Gerry Mullins

No. 72
- Position: Guard

Personal information
- Born: August 14, 1949 (age 76) Fullerton, California, U.S.
- Listed height: 6 ft 3 in (1.91 m)
- Listed weight: 244 lb (111 kg)

Career information
- High school: Anaheim (Anaheim, California)
- College: USC
- NFL draft: 1971: 4th round, 86th overall pick

Career history
- Pittsburgh Steelers (1971–1979);

Awards and highlights
- 4× Super Bowl champion (IX, X, XIII, XIV); Pittsburgh Steelers 50th Anniversary Team; Pittsburgh Steelers Hall of Honor;

Career NFL statistics
- Games played: 124
- Games started: 87
- Fumble recoveries: 7
- Receptions: 2
- Receiving yards: 10
- Receiving touchdowns: 2
- Stats at Pro Football Reference

= Gerry Mullins =

American football player (born 1949)

Gerry Blaine Mullins (born August 14, 1949) is an American former professional football player who was a guard for nine seasons for the Pittsburgh Steelers of the National Football League (NFL). He played college football for the USC Trojans.

Mullins was considered "undersized" in his day, but became known for his agility and versatility, and played as both guard and tackle.

==Early life and college==
Gerry Blaine Mullins was raised in Anaheim, California where he began his football career at Fremont Junior High School, and was mentored at Anaheim High School by head football coach Clare Van Hoorebeke (1950–1972). Playing tight end, defensive end, and fullback, Mullins was a senior captain for the Colonists, who went 12-1 and finished as CIF-Southern Section 4-A Division finalists. At Anaheim, Mullins was a teammate and classmate of Jim Fassel, one of the team's quarterbacks. After graduating from AHS in 1967, Mullins played for head coach John McKay at the University of Southern California. After spending his first varsity season as a backup offensive tackle, Mullins shifted to tight end and earned the starting role that season, catching nine passes for 122 yards. His career best game came against Stanford, when he recorded five receptions for 84 yards, including a 19-yard TD pass from quarterback Jimmy Jones to help the Trojans beat the Indians 26–24. Mullins started in USC's 10–3 win over Michigan in the 1970 Rose Bowl as the Trojans finished a 10-0-1 season. As a senior in 1970, Mullins caught six passes for 89 yards as USC fell to a record of 6–4–1.

==Professional career==

Selected in the fourth round (86th overall) of the 1971 NFL draft, Mullins mostly played right offensive guard for the Pittsburgh Steelers for his entire professional career (1971–1979), next to All-Pro centers Ray Mansfield (1971–1975) and Mike Webster (1976–1979).
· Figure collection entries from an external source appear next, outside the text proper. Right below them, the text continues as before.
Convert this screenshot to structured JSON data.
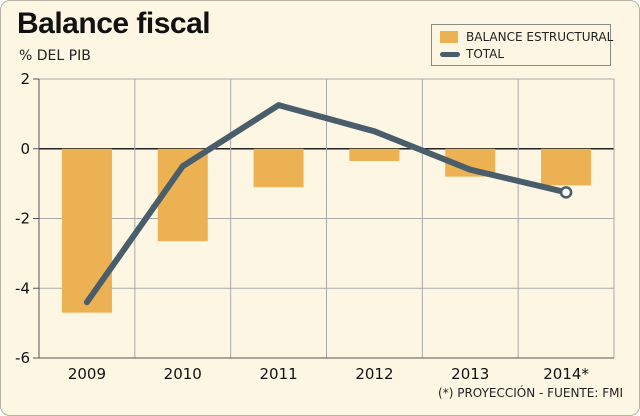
{
  "chart_data": {
    "type": "bar",
    "title": "Balance fiscal",
    "ylabel": "% DEL PIB",
    "categories": [
      "2009",
      "2010",
      "2011",
      "2012",
      "2013",
      "2014*"
    ],
    "ylim": [
      -6,
      2
    ],
    "yticks": [
      2,
      0,
      -2,
      -4,
      -6
    ],
    "grid": true,
    "legend_position": "top-right",
    "series": [
      {
        "name": "BALANCE ESTRUCTURAL",
        "kind": "bar",
        "color": "#ebb152",
        "values": [
          -4.7,
          -2.65,
          -1.1,
          -0.35,
          -0.8,
          -1.05
        ]
      },
      {
        "name": "TOTAL",
        "kind": "line",
        "color": "#495d6b",
        "values": [
          -4.4,
          -0.5,
          1.25,
          0.5,
          -0.6,
          -1.25
        ]
      }
    ],
    "footnote": "(*) PROYECCIÓN - FUENTE: FMI"
  }
}
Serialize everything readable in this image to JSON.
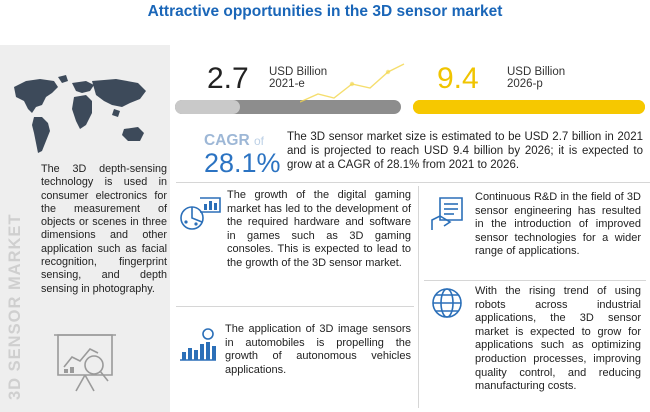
{
  "title": "Attractive opportunities in the 3D sensor market",
  "sidebar": {
    "vertical_label": "3D SENSOR MARKET",
    "description": "The 3D depth-sensing technology is used in consumer electronics for the measurement of objects or scenes in three dimensions and other application such as facial recognition, fingerprint sensing, and depth sensing in photography."
  },
  "stats": {
    "current": {
      "value": "2.7",
      "unit_line1": "USD Billion",
      "unit_line2": "2021-e"
    },
    "projected": {
      "value": "9.4",
      "unit_line1": "USD Billion",
      "unit_line2": "2026-p"
    }
  },
  "cagr": {
    "label": "CAGR",
    "of": "of",
    "value": "28.1%",
    "description": "The 3D sensor market size is estimated to be USD 2.7 billion in 2021 and is projected to reach USD 9.4 billion by 2026; it is expected to grow at a CAGR of 28.1% from 2021 to 2026."
  },
  "highlights": {
    "gaming": "The growth of the digital gaming market has led to the development of the required hardware and software in games such as 3D gaming consoles. This is expected to lead to the growth of the 3D sensor market.",
    "automobiles": "The application of 3D image sensors in automobiles is propelling the growth of autonomous vehicles applications.",
    "rnd": "Continuous R&D in the field of 3D sensor engineering has resulted in the introduction of improved sensor technologies for a wider range of applications.",
    "robots": "With the rising trend of using robots across industrial applications, the 3D sensor market is expected to grow for applications such as optimizing production processes, improving quality control, and reducing manufacturing costs."
  },
  "colors": {
    "title_blue": "#1a66b8",
    "accent_yellow": "#f6c800",
    "icon_blue": "#2b6fb8",
    "sidebar_bg": "#eeeeee"
  },
  "progress": {
    "current_fraction": 0.287,
    "projected_fraction": 1.0
  },
  "icons": [
    "world-map-icon",
    "analysis-chart-icon",
    "gaming-analytics-icon",
    "bar-growth-icon",
    "document-hand-icon",
    "globe-icon"
  ]
}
Known as "Moon," Mullins went on to start for all four world championship teams with the Steelers (Super Bowls IX, X, XIII, and XIV) during the 1970s. Mullins is remembered for a play in Super Bowl IX when he pulled on a sweep leaving an uncontested path for Franco Harris to trot in the end zone. Mullins also recovered an onside kick in Super Bowl X and recovered a fumble for a touchdown during the 1972 AFC Championship Game against the Miami Dolphins. Mullins' last game as a professional football player was Pittsburgh's victory in Super Bowl XIV. Prior to the 1980 season, he was waived during training camp and after declining offers to continue his career with the Cleveland Browns and Houston Oilers, Mullins retired. One of nine Steelers players to start in all four Super Bowl victories, Mullins was the first to leave the franchise.

Along with other players for the Steelers, Mullins also had a brief film career with a cameo appearance in The Rocky Bleier Story for MTM Enterprises.

== Life after football ==
Mullins lived in the Saxonburg area of Butler County, Pennsylvania. He became owner and president of Industrial Metals and Minerals in Bridgeville, Pennsylvania.